'How should a person be?' by Sheila Heti
I got this from the library after a glowing review online somewhere, I even waited in a queue for it. I started reading and my first thought was, 'what is this crap and how did it get published'. Then I thought maybe she was just telling some random anecdote to illustrate a point and would go on to something more significant. It was very stream-of-consciousness style and had something of 'On The Road' about it, but I don't mean that in a good way; it meandered randomly through events, telling yet more anecdotes and musing on some half baked philosophy about what is important in life.
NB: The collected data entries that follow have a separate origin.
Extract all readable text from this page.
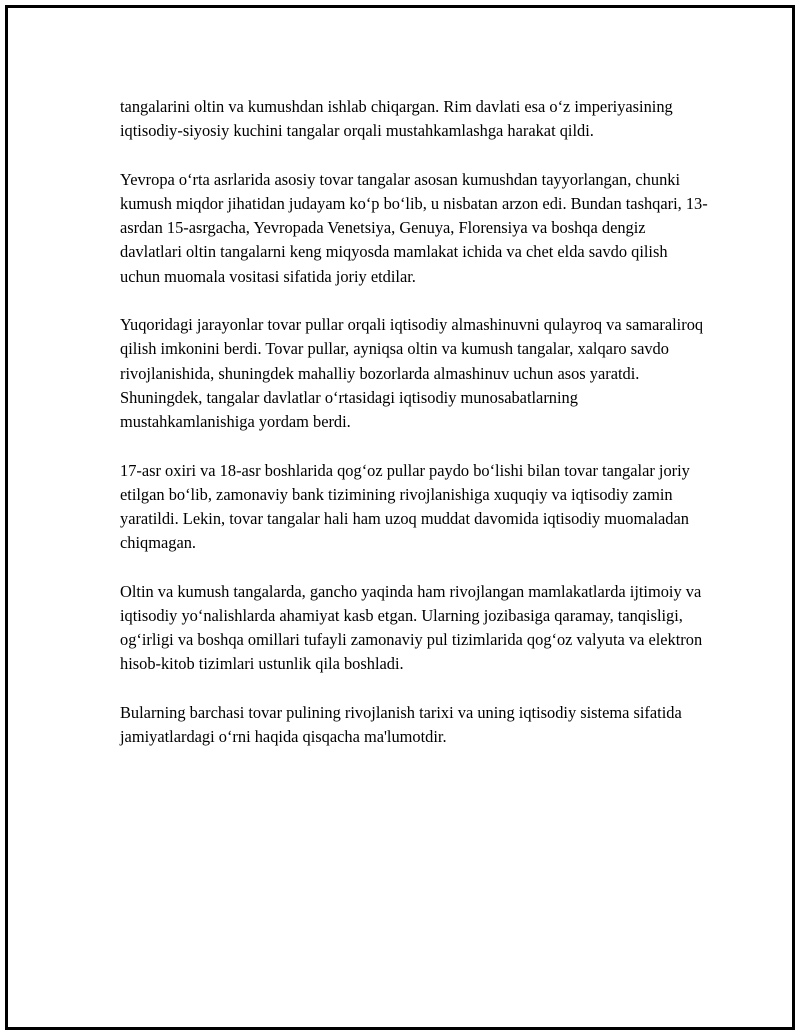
tangalarini oltin va kumushdan ishlab chiqargan. Rim davlati esa oʻz imperiyasining iqtisodiy-siyosiy kuchini tangalar orqali mustahkamlashga harakat qildi.

Yevropa oʻrta asrlarida asosiy tovar tangalar asosan kumushdan tayyorlangan, chunki kumush miqdor jihatidan judayam koʻp boʻlib, u nisbatan arzon edi. Bundan tashqari, 13-asrdan 15-asrgacha, Yevropada Venetsiya, Genuya, Florensiya va boshqa dengiz davlatlari oltin tangalarni keng miqyosda mamlakat ichida va chet elda savdo qilish uchun muomala vositasi sifatida joriy etdilar.

Yuqoridagi jarayonlar tovar pullar orqali iqtisodiy almashinuvni qulayroq va samaraliroq qilish imkonini berdi. Tovar pullar, ayniqsa oltin va kumush tangalar, xalqaro savdo rivojlanishida, shuningdek mahalliy bozorlarda almashinuv uchun asos yaratdi. Shuningdek, tangalar davlatlar oʻrtasidagi iqtisodiy munosabatlarning mustahkamlanishiga yordam berdi.

17-asr oxiri va 18-asr boshlarida qogʻoz pullar paydo boʻlishi bilan tovar tangalar joriy etilgan boʻlib, zamonaviy bank tizimining rivojlanishiga xuquqiy va iqtisodiy zamin yaratildi. Lekin, tovar tangalar hali ham uzoq muddat davomida iqtisodiy muomaladan chiqmagan.

Oltin va kumush tangalarda, gancho yaqinda ham rivojlangan mamlakatlarda ijtimoiy va iqtisodiy yoʻnalishlarda ahamiyat kasb etgan. Ularning jozibasiga qaramay, tanqisligi, ogʻirligi va boshqa omillari tufayli zamonaviy pul tizimlarida qogʻoz valyuta va elektron hisob-kitob tizimlari ustunlik qila boshladi.

Bularning barchasi tovar pulining rivojlanish tarixi va uning iqtisodiy sistema sifatida jamiyatlardagi oʻrni haqida qisqacha ma'lumotdir.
It is the story (vaguely) of her friendship with Margaux, and I suppose at least she does come finally to realise how important this person is to her, how important friendship is, but it is so utterly self-indulgent and inward looking that I hardly cared. She is both the victim and the perpetrator in some not very healthy relationships. She is so aimless that this takes over the story and you never know where it is going, if anywhere. It is also the story of her attempts to write a play, and the conversations in the book are laid out as if it is a script. I quite liked that and you could almost visualise it being performed, but it didn't make the characters any more interesting. It was a bit like reading a rather trite and tedious blog. Occasionally she had an interesting way of describing something, mostly when she stopped trying to be pretentious. This is nicely understated:
"We could see no trees and we could see no mountains from where we lived. When we looked out the window we saw cars, we saw people, we saw traffic lights and buildings just like ours. Sometimes the past came to greet us, and there were two policemen sitting atop their horses, walking down the side street I was living on, and I woke up to the sound of the horses in the road. I raised myself in bed and looked out the window. When a car came by, the policemen pulled on the horses' reins and the horses stopped, and the policemen and the horses waited patiently for the car to go by, one horse shaking its tail in the road." (p.141)
But much of it was more like this, on finding the tape recorder, and it just feels like she is trying too hard to:
"It has long been known to me that certain objects want you as much as you want them. These are the ones that become important, the objects you hold dear. The others fade from your life entirely. You wanted them, but they did not want you in return.
As the beginnings of a shower mottled the street, I whispered low into the tape recorder's belly. I recorded my voice and played it back. I spoke to it tenderly and heard my tenderness returned." (p.56-7)
I started off actively disliking this book, so maybe it's an achievement that I read the whole thing, but I was only lifted to the level of not-really-caring-much. Lots of 'names' on the back seemed to admire it ("beguiling" "idiosyncratic") so maybe I missed something, or maybe it's the middle aged fuddy-duddy in me that finds young people's existential angst so tedious ... get over yourself. Whatever.
(If you like stories of female friendship Ann Patchett's 'Truth and Beauty' is much much better.)